Japanese coastal communities were slammed by huge waves within minutes of the 2011 quake. That would happen here, too. Four million people live within 25 miles of the Cascadia fault. The land beneath them would slide 50 feet and produce a catastrophic jolt.
At Central Washington University, we use the global navigation satellite system and monitor data from 500 GPS stations we have placed in locations from Canada to California to learn where faults are under intensifying strains. The sensors sit atop structures such as the Alaskan Way Viaduct and the Howard Hanson Dam, all monitoring unexpected dips or quivers.
If the Pacific coast or Mount Rainier moves even a few centimeters, we see it within five seconds. We’re able to pinpoint some earthquakes more quickly and accurately than traditional seismometers. We can potentially issue warnings before destructive shaking hits cities and before tsunami waves slam our coastal shores.

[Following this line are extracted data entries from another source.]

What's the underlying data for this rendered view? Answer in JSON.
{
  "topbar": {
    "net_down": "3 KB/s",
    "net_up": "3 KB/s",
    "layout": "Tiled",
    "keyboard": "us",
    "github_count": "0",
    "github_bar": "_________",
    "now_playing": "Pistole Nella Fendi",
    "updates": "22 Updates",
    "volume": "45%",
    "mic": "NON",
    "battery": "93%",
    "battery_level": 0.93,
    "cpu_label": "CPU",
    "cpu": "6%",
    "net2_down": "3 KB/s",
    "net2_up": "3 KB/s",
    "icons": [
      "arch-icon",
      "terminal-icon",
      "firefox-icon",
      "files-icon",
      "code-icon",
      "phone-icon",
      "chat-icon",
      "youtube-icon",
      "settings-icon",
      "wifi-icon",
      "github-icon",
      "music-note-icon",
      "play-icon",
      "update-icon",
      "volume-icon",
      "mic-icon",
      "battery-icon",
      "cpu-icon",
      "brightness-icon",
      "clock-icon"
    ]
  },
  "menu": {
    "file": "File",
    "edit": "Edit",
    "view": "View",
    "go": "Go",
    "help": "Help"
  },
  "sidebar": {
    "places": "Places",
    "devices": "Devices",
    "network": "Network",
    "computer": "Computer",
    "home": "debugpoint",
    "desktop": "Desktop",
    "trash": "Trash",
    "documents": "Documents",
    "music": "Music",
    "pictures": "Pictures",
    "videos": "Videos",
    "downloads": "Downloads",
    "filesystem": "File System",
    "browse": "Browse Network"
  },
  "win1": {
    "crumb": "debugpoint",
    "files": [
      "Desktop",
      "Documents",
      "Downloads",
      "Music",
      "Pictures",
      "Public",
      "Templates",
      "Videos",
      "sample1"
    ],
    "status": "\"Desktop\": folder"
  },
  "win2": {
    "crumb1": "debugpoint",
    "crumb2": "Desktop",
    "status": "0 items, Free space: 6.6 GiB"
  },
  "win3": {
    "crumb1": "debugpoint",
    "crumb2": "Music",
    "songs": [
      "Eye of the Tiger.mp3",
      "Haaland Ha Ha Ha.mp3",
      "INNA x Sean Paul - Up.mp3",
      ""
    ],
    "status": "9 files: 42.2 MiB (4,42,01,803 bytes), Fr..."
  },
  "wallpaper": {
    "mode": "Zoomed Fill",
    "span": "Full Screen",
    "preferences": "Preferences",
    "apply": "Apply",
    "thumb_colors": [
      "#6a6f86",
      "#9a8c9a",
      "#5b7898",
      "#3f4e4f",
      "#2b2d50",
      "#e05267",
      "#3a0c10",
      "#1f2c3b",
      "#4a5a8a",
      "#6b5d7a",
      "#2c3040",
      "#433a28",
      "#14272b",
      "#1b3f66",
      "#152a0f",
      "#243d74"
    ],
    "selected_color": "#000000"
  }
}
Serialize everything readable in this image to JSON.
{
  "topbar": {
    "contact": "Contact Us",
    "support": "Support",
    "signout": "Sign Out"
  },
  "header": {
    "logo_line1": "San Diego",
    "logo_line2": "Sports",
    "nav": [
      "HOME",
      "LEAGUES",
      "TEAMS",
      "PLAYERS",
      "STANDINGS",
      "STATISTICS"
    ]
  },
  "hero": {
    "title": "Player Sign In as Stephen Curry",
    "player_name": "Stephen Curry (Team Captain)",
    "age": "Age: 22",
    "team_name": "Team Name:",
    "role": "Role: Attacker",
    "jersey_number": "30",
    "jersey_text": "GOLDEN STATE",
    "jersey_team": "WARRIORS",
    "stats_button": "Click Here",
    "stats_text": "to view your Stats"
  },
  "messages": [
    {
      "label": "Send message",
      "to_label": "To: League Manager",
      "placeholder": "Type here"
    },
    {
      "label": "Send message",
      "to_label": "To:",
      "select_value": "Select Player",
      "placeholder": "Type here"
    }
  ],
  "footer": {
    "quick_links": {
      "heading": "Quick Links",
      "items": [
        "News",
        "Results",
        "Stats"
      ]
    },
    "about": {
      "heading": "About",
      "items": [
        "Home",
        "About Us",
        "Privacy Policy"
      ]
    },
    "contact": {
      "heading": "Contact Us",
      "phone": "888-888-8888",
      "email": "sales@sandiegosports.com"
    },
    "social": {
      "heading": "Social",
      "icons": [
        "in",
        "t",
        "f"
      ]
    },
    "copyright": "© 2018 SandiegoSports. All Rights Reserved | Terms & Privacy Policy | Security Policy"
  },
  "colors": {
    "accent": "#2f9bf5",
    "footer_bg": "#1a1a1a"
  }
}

With early warning systems in place, we could save lives at the epicenter, and alert people hundreds, even thousands, of miles away to brace for impact before it occurs.
Japan taught us how critical it is to provide the public with honest and forthright information about the real dangers of living in an earthquake hot zone.
Owners of unsafe infrastructure, be it low-lying beach homes on the Pacific coast or unreinforced brick buildings in downtown Seattle, should be required to upgrade or abandon their buildings, and to clearly state to all occupants that they live or work in unsafe conditions and would be a major quake’s first victims.
Japan taught us that we must commit to early warning systems and regular drills, all the while guarding against complacency. Communities with viable exit routes must be better prepared. Those living in places with no feasible safe exit deserve to be told they are rolling the dice for themselves and their children.
Schools in Grays Harbor County on Washington’s coast learned valuable lessons from Japan. Communities there, with no high ground to run to, passed a bond measure last year to replace a fragile elementary school with a building strong and tall enough for more than 1,000 people to take shelter from a tsunami. Remember the images of floating cars and toppled ships during the Japan disaster? Those videos were taken by people safely on top of structures like this.
Let’s learn from Japan’s tragic disaster and accept our seismic history. Let’s bring science and technology into our calculations of preparation and response.
It’s time we give everyone the information they deserve to face the reality of living in an earthquake hot zone. That way, we’ll have the greatest chance of recovery and the resilience we need to rebuild.
Timothy Melbourne is professor of seismology and tectonics at Central Washington University in Ellensburg and director of the Cascadia Hazards Institute.